Orthogonal partial least square performed on the MS abundance of 20 ions selected for their high contribution in the formation of axis of OPLS presented in Fig. 3. After the processing of MS fingerprints of urines collected at D−7 to D−1, D+3, D+5, D+7, D+10, D+15, D+19 and D+ 25 by xcms software, an OPLS (Fig. 5) was performed on all ions detected. Only the 20 ions the most correlated with axis of this OPLS were selected in order to evaluate their role in the discrimination of control animals (0) and treated animals (1)

Fig. 7
figure 7

Extracted ion chromatograms (XIC) of two ions selected among the twenty ions chosen for the OPLS analysis presented in Fig. 6. These ions are present with different MS abundances in the urine collected at D−7 to D−1, D+3, D+5, D+7, D+10, D+15, D+19 and D+ 25

Towards the development of a new screening method

The strategy presented and assessed in the present article was set up on the basis of biological samples collected on two horses. Although the results show changes in horse metabolism as a consequence of reGH administration, the metabolomic models presented in this paper cannot be used to date as it is and as a new tool for reGH screening.
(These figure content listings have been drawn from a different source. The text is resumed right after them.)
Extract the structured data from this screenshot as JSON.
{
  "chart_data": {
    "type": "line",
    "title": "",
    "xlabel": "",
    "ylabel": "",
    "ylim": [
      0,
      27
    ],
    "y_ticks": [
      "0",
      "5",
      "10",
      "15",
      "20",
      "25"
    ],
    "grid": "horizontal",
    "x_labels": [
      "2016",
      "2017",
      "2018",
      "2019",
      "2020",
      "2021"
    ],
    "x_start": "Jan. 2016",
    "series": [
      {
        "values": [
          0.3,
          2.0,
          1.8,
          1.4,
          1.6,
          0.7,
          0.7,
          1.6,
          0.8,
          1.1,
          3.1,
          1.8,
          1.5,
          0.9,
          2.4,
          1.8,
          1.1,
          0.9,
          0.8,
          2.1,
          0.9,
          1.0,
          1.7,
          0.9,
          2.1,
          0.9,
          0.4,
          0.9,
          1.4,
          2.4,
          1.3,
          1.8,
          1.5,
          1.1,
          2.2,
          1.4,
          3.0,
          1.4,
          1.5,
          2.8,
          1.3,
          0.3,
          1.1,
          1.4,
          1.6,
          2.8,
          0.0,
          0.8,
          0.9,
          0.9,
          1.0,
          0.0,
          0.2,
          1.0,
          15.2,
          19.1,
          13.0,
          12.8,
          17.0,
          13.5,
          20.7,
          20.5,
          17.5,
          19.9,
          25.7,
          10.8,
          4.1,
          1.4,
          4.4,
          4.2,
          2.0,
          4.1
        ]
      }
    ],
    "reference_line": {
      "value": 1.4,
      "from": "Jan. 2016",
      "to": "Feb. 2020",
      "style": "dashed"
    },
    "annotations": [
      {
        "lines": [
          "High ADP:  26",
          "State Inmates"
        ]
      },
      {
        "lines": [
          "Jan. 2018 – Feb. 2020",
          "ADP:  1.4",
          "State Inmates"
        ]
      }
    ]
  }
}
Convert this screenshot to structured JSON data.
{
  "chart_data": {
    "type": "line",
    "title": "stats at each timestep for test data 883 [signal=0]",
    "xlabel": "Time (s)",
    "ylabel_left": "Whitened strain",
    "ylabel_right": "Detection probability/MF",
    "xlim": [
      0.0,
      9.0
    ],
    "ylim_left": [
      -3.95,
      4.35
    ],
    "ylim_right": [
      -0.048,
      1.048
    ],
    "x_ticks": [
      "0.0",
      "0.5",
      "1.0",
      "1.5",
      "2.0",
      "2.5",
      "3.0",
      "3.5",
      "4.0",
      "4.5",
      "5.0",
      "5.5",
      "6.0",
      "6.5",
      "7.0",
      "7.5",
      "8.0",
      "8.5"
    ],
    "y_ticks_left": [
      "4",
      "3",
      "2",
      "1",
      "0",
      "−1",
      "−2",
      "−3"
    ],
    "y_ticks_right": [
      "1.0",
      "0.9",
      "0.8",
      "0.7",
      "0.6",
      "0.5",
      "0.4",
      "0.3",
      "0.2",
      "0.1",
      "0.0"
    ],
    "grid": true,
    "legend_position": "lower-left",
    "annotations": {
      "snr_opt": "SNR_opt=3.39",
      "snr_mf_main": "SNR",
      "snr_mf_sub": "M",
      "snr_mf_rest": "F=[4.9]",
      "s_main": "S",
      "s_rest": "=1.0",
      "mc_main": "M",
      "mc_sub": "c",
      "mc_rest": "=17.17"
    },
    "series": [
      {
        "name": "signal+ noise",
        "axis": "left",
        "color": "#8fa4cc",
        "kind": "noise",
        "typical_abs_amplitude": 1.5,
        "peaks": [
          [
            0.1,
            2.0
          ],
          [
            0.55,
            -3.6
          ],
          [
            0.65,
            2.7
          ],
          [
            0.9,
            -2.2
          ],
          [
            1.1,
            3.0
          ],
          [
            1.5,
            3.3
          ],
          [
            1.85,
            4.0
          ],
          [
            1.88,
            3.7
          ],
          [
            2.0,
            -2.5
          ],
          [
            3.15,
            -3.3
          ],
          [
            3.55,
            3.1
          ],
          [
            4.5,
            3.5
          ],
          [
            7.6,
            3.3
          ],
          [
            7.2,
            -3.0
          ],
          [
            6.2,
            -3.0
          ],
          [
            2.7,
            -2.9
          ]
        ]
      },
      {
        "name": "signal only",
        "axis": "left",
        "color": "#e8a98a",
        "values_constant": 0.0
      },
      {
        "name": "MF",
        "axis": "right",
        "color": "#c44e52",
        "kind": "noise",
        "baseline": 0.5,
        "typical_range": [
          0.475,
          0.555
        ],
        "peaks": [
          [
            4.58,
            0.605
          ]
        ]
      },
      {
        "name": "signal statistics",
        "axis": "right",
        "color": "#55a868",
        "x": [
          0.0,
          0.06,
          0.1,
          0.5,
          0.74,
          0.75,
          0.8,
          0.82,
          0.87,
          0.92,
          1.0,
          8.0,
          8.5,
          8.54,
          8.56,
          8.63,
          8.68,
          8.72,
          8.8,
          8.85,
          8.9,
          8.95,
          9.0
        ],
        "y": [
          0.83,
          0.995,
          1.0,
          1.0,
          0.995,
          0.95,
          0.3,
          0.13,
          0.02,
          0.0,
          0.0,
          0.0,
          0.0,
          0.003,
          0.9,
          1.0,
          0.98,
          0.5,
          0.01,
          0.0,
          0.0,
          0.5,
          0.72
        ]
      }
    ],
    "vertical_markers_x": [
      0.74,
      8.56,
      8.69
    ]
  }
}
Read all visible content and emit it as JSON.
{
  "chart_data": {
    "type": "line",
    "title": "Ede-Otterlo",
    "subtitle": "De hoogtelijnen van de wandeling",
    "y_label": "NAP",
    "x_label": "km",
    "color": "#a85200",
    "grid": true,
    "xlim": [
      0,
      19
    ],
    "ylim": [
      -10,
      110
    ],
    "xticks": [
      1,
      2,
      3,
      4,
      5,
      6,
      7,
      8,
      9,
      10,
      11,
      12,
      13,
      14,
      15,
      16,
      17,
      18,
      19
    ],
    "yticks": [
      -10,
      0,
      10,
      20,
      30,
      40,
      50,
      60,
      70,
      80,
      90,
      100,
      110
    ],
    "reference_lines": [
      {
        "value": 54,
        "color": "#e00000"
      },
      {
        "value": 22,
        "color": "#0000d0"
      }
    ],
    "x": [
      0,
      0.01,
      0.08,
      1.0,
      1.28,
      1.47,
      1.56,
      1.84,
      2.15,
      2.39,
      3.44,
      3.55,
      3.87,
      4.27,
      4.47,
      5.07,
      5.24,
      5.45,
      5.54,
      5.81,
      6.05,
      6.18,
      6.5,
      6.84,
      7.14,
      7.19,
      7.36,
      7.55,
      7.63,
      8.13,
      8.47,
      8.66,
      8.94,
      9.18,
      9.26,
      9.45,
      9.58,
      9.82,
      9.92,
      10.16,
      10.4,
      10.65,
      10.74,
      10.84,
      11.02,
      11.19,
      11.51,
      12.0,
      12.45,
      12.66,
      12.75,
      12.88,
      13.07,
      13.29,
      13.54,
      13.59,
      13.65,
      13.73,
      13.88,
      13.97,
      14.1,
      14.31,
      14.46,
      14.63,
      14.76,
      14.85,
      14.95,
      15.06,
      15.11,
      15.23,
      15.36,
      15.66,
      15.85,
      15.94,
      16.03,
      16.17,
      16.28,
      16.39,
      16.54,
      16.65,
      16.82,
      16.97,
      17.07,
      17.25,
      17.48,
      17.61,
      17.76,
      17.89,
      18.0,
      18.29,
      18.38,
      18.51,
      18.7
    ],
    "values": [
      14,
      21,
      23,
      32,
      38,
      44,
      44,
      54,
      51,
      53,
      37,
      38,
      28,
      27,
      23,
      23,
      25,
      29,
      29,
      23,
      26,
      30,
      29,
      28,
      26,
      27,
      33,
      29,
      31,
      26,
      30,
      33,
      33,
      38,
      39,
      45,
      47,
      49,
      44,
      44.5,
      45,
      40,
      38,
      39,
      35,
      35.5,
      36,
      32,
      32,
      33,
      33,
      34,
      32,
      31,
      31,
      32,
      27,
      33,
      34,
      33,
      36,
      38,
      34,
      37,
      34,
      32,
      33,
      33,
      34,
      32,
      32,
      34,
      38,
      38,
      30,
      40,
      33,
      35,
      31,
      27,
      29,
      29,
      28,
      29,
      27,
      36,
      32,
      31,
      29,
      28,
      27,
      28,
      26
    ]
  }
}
Indeed, a higher number of samples collected on a large number of animals should be analysed to take into account the inter-animals variability and thus lead to the building of more robust metabolomic models. However, this method has the merit of demonstrating the potential of metabolomic studies in the future development of new screening tools applied to anti-doping

Conclusions

The metabolomic approach developed in the present study was based on the comparison of horse urine fingerprints obtained by LC-ESI-HRMS. This study required the preliminary assessment of repeatability for both sample preparation and mass spectrometry measurements to evaluate the analytical variability associated to the method. The results showed that the induced variability was satisfactory and therefore not a limiting factor in the proposed strategy. Considering this acceptable repeatability, the protocol was applied to samples collected on reGH-treated animals in order to investigate its ability to highlight metabolome’s modifications upon growth hormone administration. The analysis of recorded fingerprints showed that it was possible to give evidence for modifications in the metabolome of horses after reGH administration. Moreover, it was found that the metabolome seemed to be the most affected at the end of treatment which may indicate a long-term effect of reGH, which is coherent with known effects of the growth hormone. Finally, some 20 ions responsible for the discrimination between treated and non-treated animals were pointed out as potential biomarkers of such a hormonal treatment. These preliminary results demonstrate the relevance of such an untargeted approach in the context of growth hormone abuse screening. The strategy is now being applied to a large set of samples collected on heterogeneous populations. This study will help to know the influence of the inter-individual variability on the establishment of metabolomic models and whether this new technique can be transposed and compatible in a routine laboratory.